As for cheeses: a goat brie, piave vecchio, and Swiss raclette. Brie is a classic in charcuterie because its softness makes it great to spread on crackers. Piave Vecchio is seriously one of the best cheeses I’ve ever tried, and it’s super unique due to its crumbly texture. When choosing your cheeses, I recommend opting for a variety of stronger and milder cheeses to create a flavour balance.

To tie everything together, it’s great to have some crackers. I picked up Lesley Stowe’s Raincoast Crips in the salty date & almond flavour. These chips are exquisite tasting and provide a great contrast to the other colours on the board.

And finally, you need a couple things that aren’t meat and cheese to complement the platter. For this platter, it was concord grapes and Sammarelli olives. Other options include, but are not limited to: strawberries, mushrooms, sauces or dips, nuts, dried fruit, and pickles.

charcuterie2

My baby

It’s all about the aesthetic

When arranging the platter, do not think logically. Let your artistic juices flow. While everything on the board will taste amazing, half the enjoyment is the visual stimulation that the platter create. With that in mind, the placement need not be what is most sensible. The meats need not all be together, unless that is what is best for the aesthetic. Is it inconvenient that I placed the crackers in the middle of the board instead of on a separate plate? Probably. But that’s where the crackers belonged. The canvas (or cutting board) was calling to them. Did basil really belong on this platter? Not really, no one ate it. But the platter was calling for some colour infusion.

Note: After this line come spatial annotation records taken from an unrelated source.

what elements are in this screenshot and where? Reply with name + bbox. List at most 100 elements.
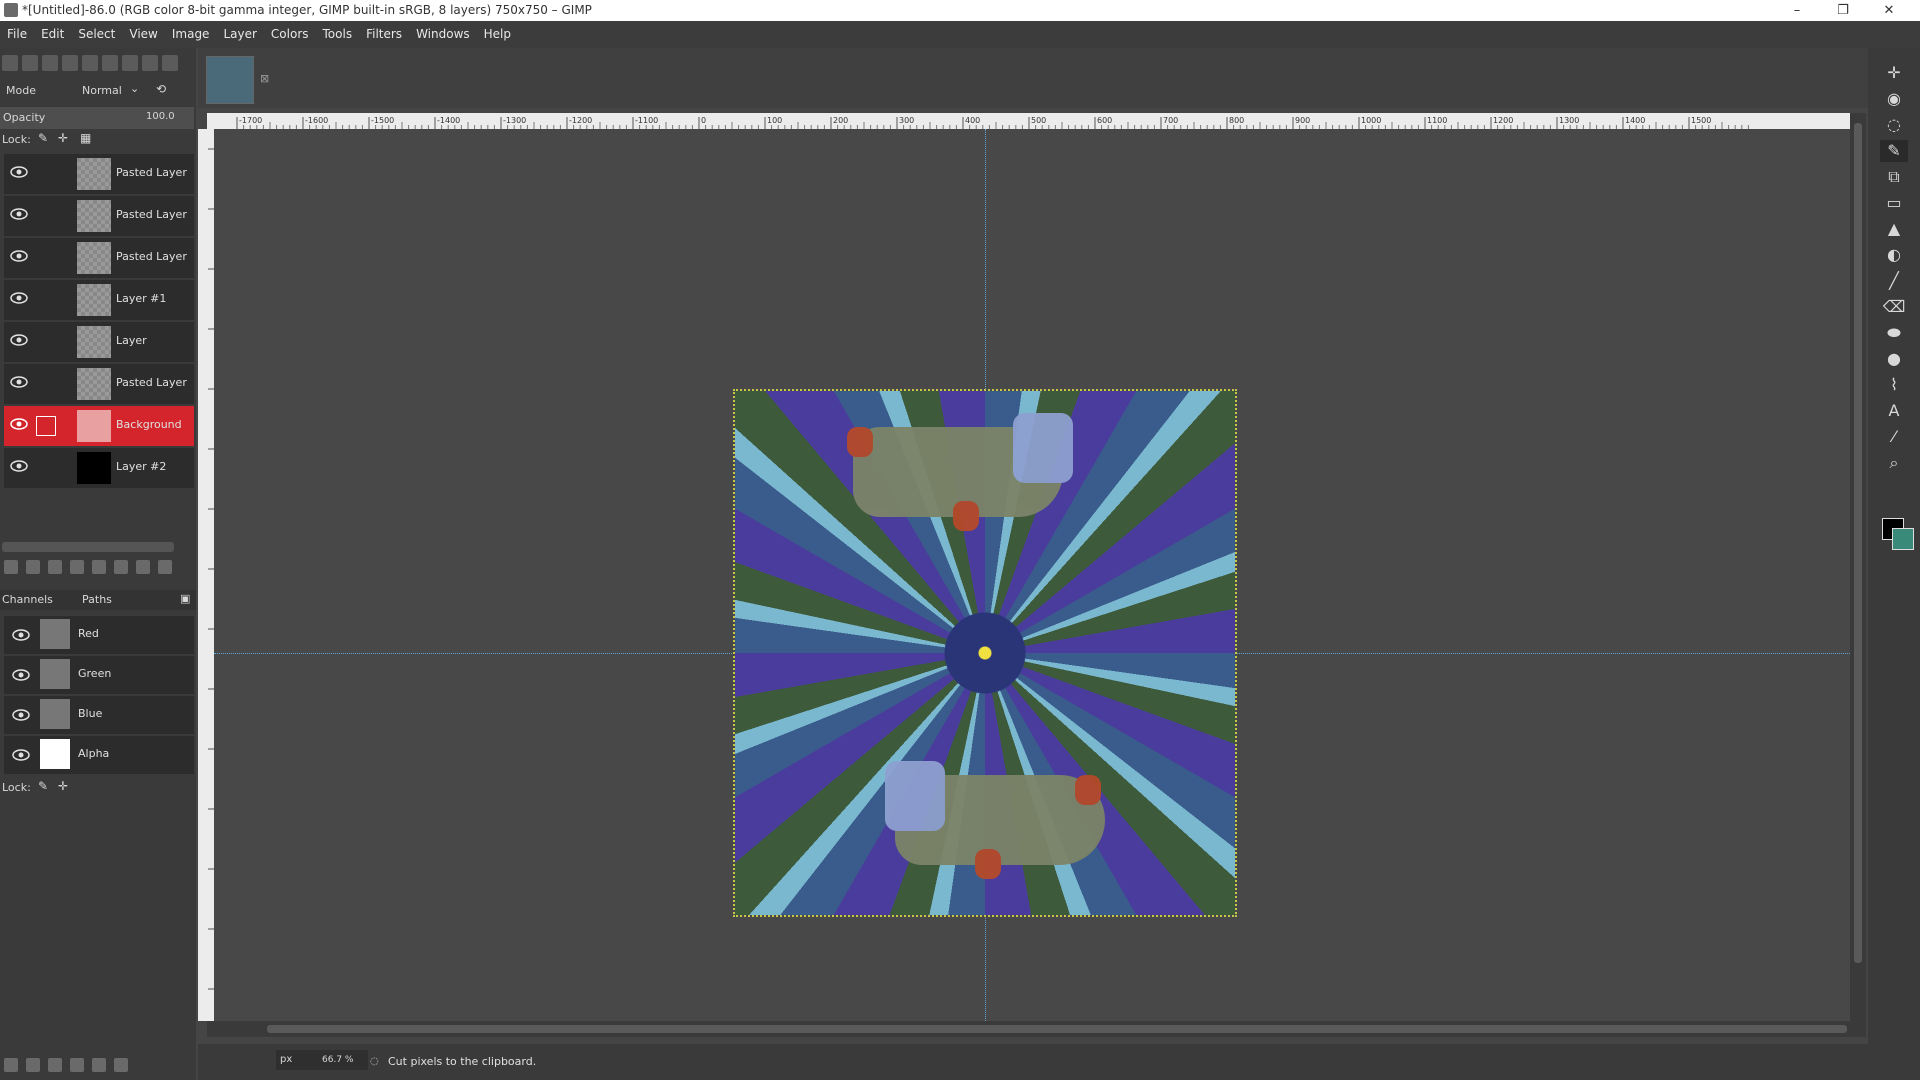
eye-icon[interactable] [12,709,30,721]
menu-layer[interactable]: Layer [216,21,263,48]
horizontal-scrollbar[interactable] [207,1021,1850,1037]
restore-button[interactable]: ❐ [1820,0,1866,21]
lock-position-icon[interactable]: ✛ [58,779,68,793]
eye-icon[interactable] [10,334,28,346]
vertical-ruler[interactable] [198,129,214,1021]
delete-layer-icon[interactable] [158,560,172,574]
new-channel-icon[interactable] [4,1058,18,1072]
menu-colors[interactable]: Colors [264,21,316,48]
channel-row[interactable]: Alpha [4,736,194,774]
eye-icon[interactable] [10,418,28,430]
menu-filters[interactable]: Filters [359,21,409,48]
merge-layer-icon[interactable] [136,560,150,574]
menu-edit[interactable]: Edit [34,21,71,48]
horizontal-ruler[interactable]: -1700 -1600 -1500 -1400 -1300 -1200 -1100 0 100 2… [207,113,1850,129]
new-layer-group-icon[interactable] [4,560,18,574]
image-canvas[interactable] [214,129,1850,1021]
chain-toggle[interactable] [36,416,56,436]
image-tab-close-icon[interactable]: ⊠ [260,72,269,85]
tab-device-icon[interactable] [42,55,58,71]
new-layer-icon[interactable] [26,560,40,574]
anchor-layer-icon[interactable] [114,560,128,574]
paintbrush-icon[interactable]: ╱ [1880,270,1908,292]
menu-view[interactable]: View [122,21,164,48]
tab-fonts-icon[interactable] [102,55,118,71]
lower-layer-icon[interactable] [70,560,84,574]
text-icon[interactable]: A [1880,400,1908,422]
layer-row[interactable]: Layer #1 [4,280,194,320]
color-picker-icon[interactable]: ⁄ [1880,426,1908,448]
tab-layers-icon[interactable] [122,55,138,71]
layer-row[interactable]: Layer [4,322,194,362]
raise-channel-icon[interactable] [26,1058,40,1072]
vertical-scrollbar[interactable] [1850,113,1866,1037]
eye-icon[interactable] [10,166,28,178]
tab-tool-options-icon[interactable] [22,55,38,71]
menu-tools[interactable]: Tools [316,21,360,48]
layer-row[interactable]: Layer #2 [4,448,194,488]
layer-row[interactable]: Pasted Layer [4,154,194,194]
move-icon[interactable]: ✛ [1880,62,1908,84]
scroll-thumb[interactable] [267,1025,1847,1033]
menu-select[interactable]: Select [71,21,122,48]
image-tab-thumbnail[interactable] [206,56,254,104]
lasso-icon[interactable]: ◌ [1880,114,1908,136]
bucket-fill-icon[interactable]: ▲ [1880,218,1908,240]
eye-icon[interactable] [12,629,30,641]
paths-icon[interactable]: ✎ [1880,140,1908,162]
close-button[interactable]: ✕ [1866,0,1912,21]
path-tool-icon[interactable]: ⌇ [1880,374,1908,396]
channel-row[interactable]: Blue [4,696,194,734]
lock-pixels-icon[interactable]: ✎ [38,779,48,793]
layer-row[interactable]: Pasted Layer [4,238,194,278]
tab-left-arrow-icon[interactable] [2,55,18,71]
eye-icon[interactable] [10,460,28,472]
dodge-icon[interactable]: ● [1880,348,1908,370]
eye-icon[interactable] [10,376,28,388]
duplicate-layer-icon[interactable] [92,560,106,574]
eye-icon[interactable] [10,292,28,304]
menu-windows[interactable]: Windows [409,21,477,48]
unit-dropdown[interactable]: px [276,1050,318,1070]
tab-channels[interactable]: Channels [2,593,53,606]
transform-icon[interactable]: ▭ [1880,192,1908,214]
tab-undo-icon[interactable] [142,55,158,71]
opacity-slider[interactable]: Opacity 100.0 [0,107,194,129]
zoom-dropdown[interactable]: 66.7 % [318,1050,368,1070]
eye-icon[interactable] [10,250,28,262]
reset-mode-icon[interactable]: ⟲ [156,82,166,96]
fuzzy-select-icon[interactable]: ◉ [1880,88,1908,110]
background-color-swatch[interactable] [1892,528,1914,550]
raise-layer-icon[interactable] [48,560,62,574]
tab-right-arrow-icon[interactable] [162,55,178,71]
channel-to-selection-icon[interactable] [92,1058,106,1072]
eye-icon[interactable] [10,208,28,220]
layer-row[interactable]: Pasted Layer [4,364,194,404]
layers-hscrollbar[interactable] [2,542,174,552]
crop-icon[interactable]: ⧉ [1880,166,1908,188]
kaleidoscope-image[interactable] [733,389,1237,917]
minimize-button[interactable]: – [1774,0,1820,21]
tab-patterns-icon[interactable] [82,55,98,71]
menu-image[interactable]: Image [165,21,217,48]
tab-brushes-icon[interactable] [62,55,78,71]
scroll-thumb[interactable] [1854,123,1862,963]
layer-row[interactable]: Pasted Layer [4,196,194,236]
menu-help[interactable]: Help [477,21,518,48]
delete-channel-icon[interactable] [114,1058,128,1072]
eye-icon[interactable] [12,669,30,681]
clone-icon[interactable]: ⬬ [1880,322,1908,344]
lock-position-icon[interactable]: ✛ [58,131,68,145]
duplicate-channel-icon[interactable] [70,1058,84,1072]
eraser-icon[interactable]: ⌫ [1880,296,1908,318]
lock-alpha-icon[interactable]: ▦ [80,131,91,145]
blur-icon[interactable]: ◐ [1880,244,1908,266]
eye-icon[interactable] [12,749,30,761]
zoom-icon[interactable]: ⌕ [1880,452,1908,474]
layer-row-selected[interactable]: Background [4,406,194,446]
channel-row[interactable]: Green [4,656,194,694]
channel-row[interactable]: Red [4,616,194,654]
lock-pixels-icon[interactable]: ✎ [38,131,48,145]
menu-file[interactable]: File [0,21,34,48]
lower-channel-icon[interactable] [48,1058,62,1072]
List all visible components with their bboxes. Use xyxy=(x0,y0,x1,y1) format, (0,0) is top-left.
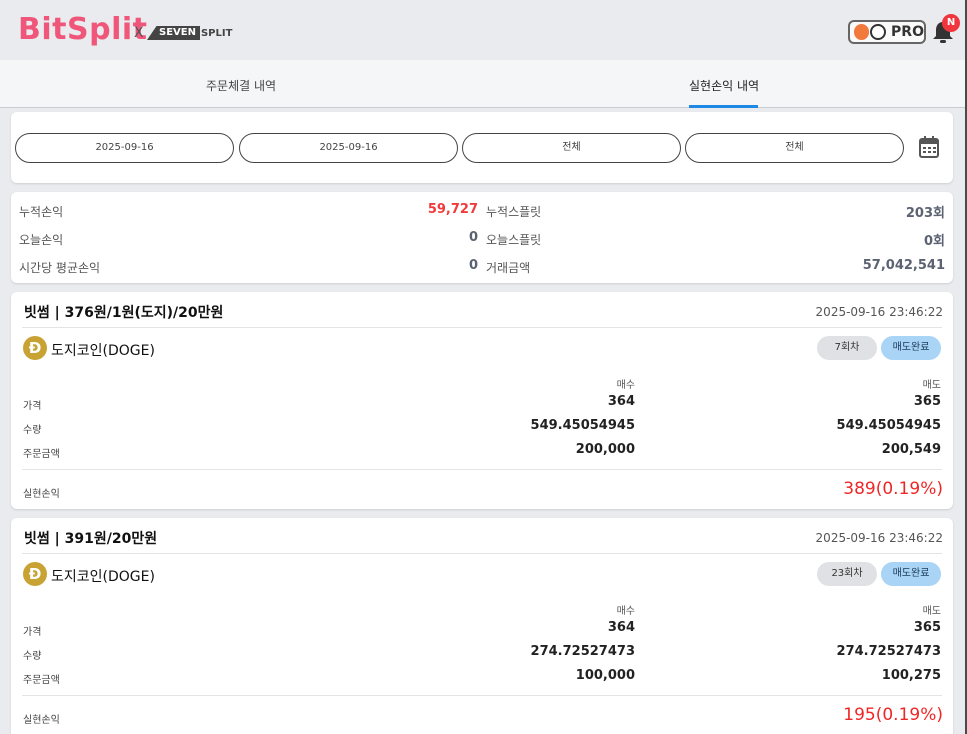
tab-realized-pnl[interactable]: 실현손익 내역 xyxy=(689,77,759,94)
trade-datetime: 2025-09-16 23:46:22 xyxy=(815,305,943,319)
tab-bar: 주문체결 내역 실현손익 내역 xyxy=(0,60,965,108)
notification-badge: N xyxy=(942,14,960,32)
app-header: BitSplit X SEVEN SPLIT PRO N xyxy=(0,0,965,60)
filter-select-2[interactable]: 전체 xyxy=(685,133,904,163)
amount-label: 주문금액 xyxy=(23,675,60,686)
filter-select-1[interactable]: 전체 xyxy=(462,133,681,163)
sell-qty: 549.45054945 xyxy=(836,418,941,433)
buy-price: 364 xyxy=(607,394,635,409)
doge-coin-icon: Đ xyxy=(23,562,47,586)
panda-icon xyxy=(870,24,887,40)
cum-split-label: 누적스플릿 xyxy=(486,205,542,219)
buy-column-header: 매수 xyxy=(616,606,635,617)
trade-title: 빗썸 | 376원/1원(도지)/20만원 xyxy=(24,305,224,321)
coin-name: 도지코인(DOGE) xyxy=(51,569,155,585)
divider xyxy=(22,553,942,554)
status-badge: 매도완료 xyxy=(881,562,941,586)
sell-price: 365 xyxy=(913,620,941,635)
sell-price: 365 xyxy=(913,394,941,409)
sevensplit-tail: SPLIT xyxy=(200,27,233,39)
price-label: 가격 xyxy=(23,627,42,638)
buy-amount: 200,000 xyxy=(575,442,635,457)
pnl-value: 195(0.19%) xyxy=(843,705,943,725)
sell-amount: 200,549 xyxy=(881,442,941,457)
start-date-field[interactable]: 2025-09-16 xyxy=(15,133,234,163)
trade-datetime: 2025-09-16 23:46:22 xyxy=(815,531,943,545)
buy-price: 364 xyxy=(607,620,635,635)
trade-card[interactable]: 빗썸 | 391원/20만원 2025-09-16 23:46:22 Đ 도지코… xyxy=(11,518,953,734)
amount-label: 주문금액 xyxy=(23,449,60,460)
pnl-label: 실현손익 xyxy=(23,715,60,726)
buy-qty: 274.72527473 xyxy=(530,644,635,659)
status-badge: 매도완료 xyxy=(881,336,941,360)
sevensplit-box: SEVEN xyxy=(147,26,200,40)
doge-coin-icon: Đ xyxy=(23,336,47,360)
round-badge: 23회차 xyxy=(817,562,877,586)
calendar-icon[interactable] xyxy=(919,136,939,158)
hourly-pnl-value: 0 xyxy=(468,258,478,273)
collab-x: X xyxy=(134,25,144,41)
divider xyxy=(22,695,942,696)
sell-column-header: 매도 xyxy=(922,606,941,617)
summary-card: 누적손익 59,727 누적스플릿 203회 오늘손익 0 오늘스플릿 0회 시… xyxy=(11,192,953,283)
today-pnl-label: 오늘손익 xyxy=(19,233,64,247)
volume-label: 거래금액 xyxy=(486,261,531,275)
divider xyxy=(22,469,942,470)
end-date-field[interactable]: 2025-09-16 xyxy=(239,133,458,163)
trade-card[interactable]: 빗썸 | 376원/1원(도지)/20만원 2025-09-16 23:46:2… xyxy=(11,292,953,509)
hourly-pnl-label: 시간당 평균손익 xyxy=(19,261,101,275)
qty-label: 수량 xyxy=(23,425,42,436)
pro-badge[interactable]: PRO xyxy=(848,20,926,44)
trade-title: 빗썸 | 391원/20만원 xyxy=(24,531,158,547)
today-split-value: 0회 xyxy=(923,234,945,249)
coin-name: 도지코인(DOGE) xyxy=(51,343,155,359)
buy-column-header: 매수 xyxy=(616,380,635,391)
buy-qty: 549.45054945 xyxy=(530,418,635,433)
volume-value: 57,042,541 xyxy=(862,258,945,273)
today-pnl-value: 0 xyxy=(468,230,478,245)
cum-pnl-label: 누적손익 xyxy=(19,205,64,219)
today-split-label: 오늘스플릿 xyxy=(486,233,542,247)
buy-amount: 100,000 xyxy=(575,668,635,683)
sell-column-header: 매도 xyxy=(922,380,941,391)
tab-order-history[interactable]: 주문체결 내역 xyxy=(206,77,276,94)
price-label: 가격 xyxy=(23,401,42,412)
bitsplit-logo[interactable]: BitSplit xyxy=(18,12,147,47)
sell-qty: 274.72527473 xyxy=(836,644,941,659)
qty-label: 수량 xyxy=(23,651,42,662)
tiger-icon xyxy=(854,24,870,40)
pnl-value: 389(0.19%) xyxy=(843,479,943,499)
sell-amount: 100,275 xyxy=(881,668,941,683)
cum-split-value: 203회 xyxy=(905,206,945,221)
pro-label: PRO xyxy=(891,24,924,40)
filter-card: 2025-09-16 2025-09-16 전체 전체 xyxy=(11,112,953,183)
round-badge: 7회차 xyxy=(817,336,877,360)
active-tab-indicator xyxy=(689,105,758,108)
pnl-label: 실현손익 xyxy=(23,489,60,500)
sevensplit-logo: SEVEN SPLIT xyxy=(147,26,232,40)
cum-pnl-value: 59,727 xyxy=(427,202,478,217)
divider xyxy=(22,327,942,328)
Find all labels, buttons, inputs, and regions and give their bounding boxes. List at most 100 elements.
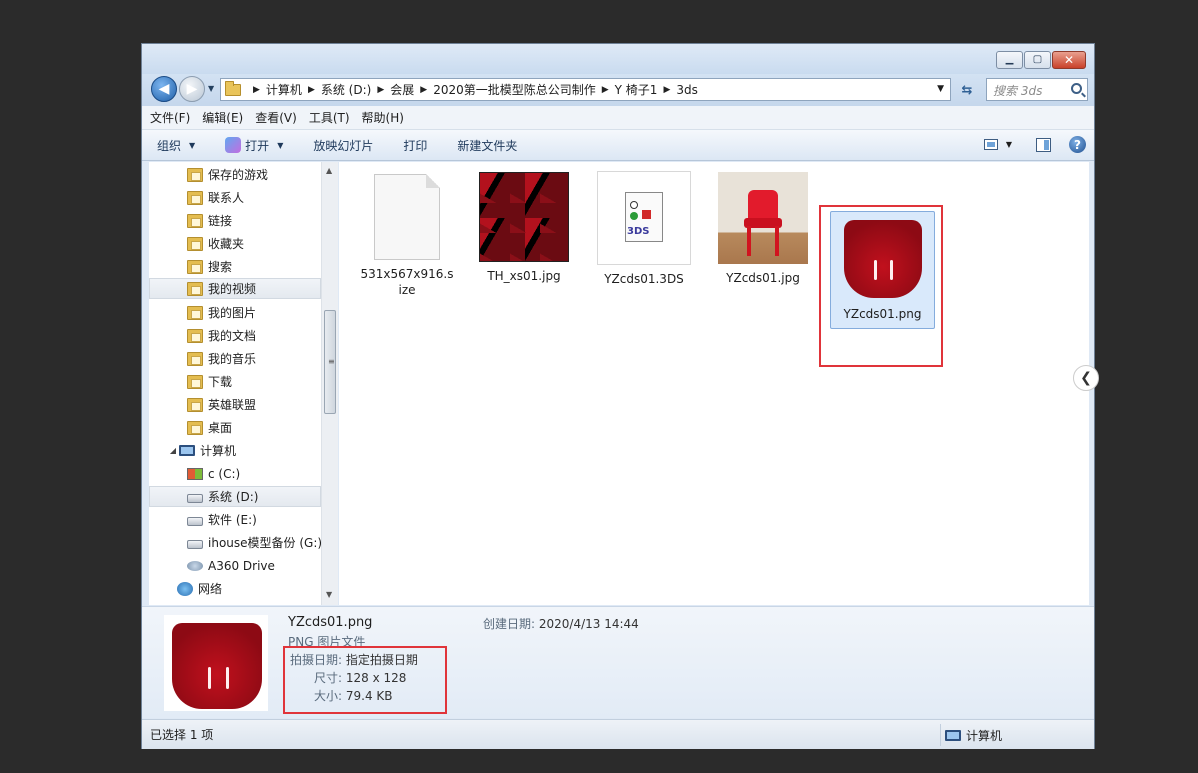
collapse-chevron-icon[interactable]: ❮ (1073, 365, 1099, 391)
breadcrumb-chevron-icon[interactable]: ▶ (308, 85, 315, 95)
nav-item-my-pictures[interactable]: 我的图片 (187, 302, 256, 323)
nav-item-saved-games[interactable]: 保存的游戏 (187, 164, 268, 185)
menu-edit[interactable]: 编辑(E) (202, 109, 243, 126)
menu-help[interactable]: 帮助(H) (362, 109, 404, 126)
nav-item-my-documents[interactable]: 我的文档 (187, 325, 256, 346)
address-dropdown-icon[interactable]: ▼ (937, 84, 944, 94)
menu-tools[interactable]: 工具(T) (309, 109, 350, 126)
change-view-icon[interactable] (983, 139, 998, 150)
maximize-icon: ▢ (1032, 54, 1043, 65)
breadcrumb-drive-d[interactable]: 系统 (D:) (321, 81, 371, 98)
file-name: YZcds01.jpg (726, 271, 800, 285)
nav-label: 软件 (E:) (208, 513, 257, 527)
nav-item-drive-g[interactable]: ihouse模型备份 (G:) (187, 532, 322, 553)
grip-icon: ≡ (328, 357, 335, 366)
scroll-up-icon[interactable]: ▲ (326, 166, 332, 175)
texture-thumbnail (479, 172, 569, 262)
nav-item-contacts[interactable]: 联系人 (187, 187, 244, 208)
file-item[interactable]: 3DS YZcds01.3DS (596, 171, 692, 287)
dropdown-arrow-icon: ▼ (277, 140, 284, 150)
open-button[interactable]: 打开 ▼ (225, 137, 283, 154)
breadcrumb-chevron-icon[interactable]: ▶ (377, 85, 384, 95)
document-icon (374, 174, 440, 260)
nav-item-downloads[interactable]: 下载 (187, 371, 232, 392)
nav-item-drive-e[interactable]: 软件 (E:) (187, 509, 257, 530)
nav-item-favorites[interactable]: 收藏夹 (187, 233, 244, 254)
nav-item-searches[interactable]: 搜索 (187, 256, 232, 277)
breadcrumb-chair[interactable]: Y 椅子1 (615, 81, 658, 98)
drive-icon (187, 516, 203, 526)
breadcrumb-chevron-icon[interactable]: ▶ (253, 85, 260, 95)
address-row: ◀ ▶ ▼ ▶ 计算机 ▶ 系统 (D:) ▶ 会展 ▶ 2020第一批模型陈总… (142, 74, 1094, 106)
created-value: 2020/4/13 14:44 (538, 617, 639, 631)
file-item[interactable]: TH_xs01.jpg (476, 172, 572, 284)
explorer-window: ▁ ▢ ✕ ◀ ▶ ▼ ▶ 计算机 ▶ 系统 (D:) ▶ 会展 ▶ 2020第… (141, 43, 1099, 749)
slideshow-button[interactable]: 放映幻灯片 (313, 137, 373, 154)
refresh-button[interactable]: ⇆ (956, 80, 978, 100)
status-location: 计算机 (940, 724, 1002, 746)
search-icon[interactable] (1071, 83, 1082, 94)
search-input[interactable]: 搜索 3ds (986, 78, 1088, 101)
breadcrumb-chevron-icon[interactable]: ▶ (663, 85, 670, 95)
minimize-button[interactable]: ▁ (996, 51, 1023, 69)
nav-scrollbar[interactable]: ▲ ≡ ▼ (321, 162, 338, 605)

Another common charcuterie mistake is cubing the cheese. Your guests are not infants, and it really ruins the look of the platter when all the cheese is pre-cut. Serve the cheese in blocks, perhaps with a few pieces pre-cut, and a strategically placed knife will do the trick.

And lastly, enjoy. Charcuterie is nothing without the great conversation and intimate atmosphere it creates. Let your taste buds soak in your beautiful masterpiece.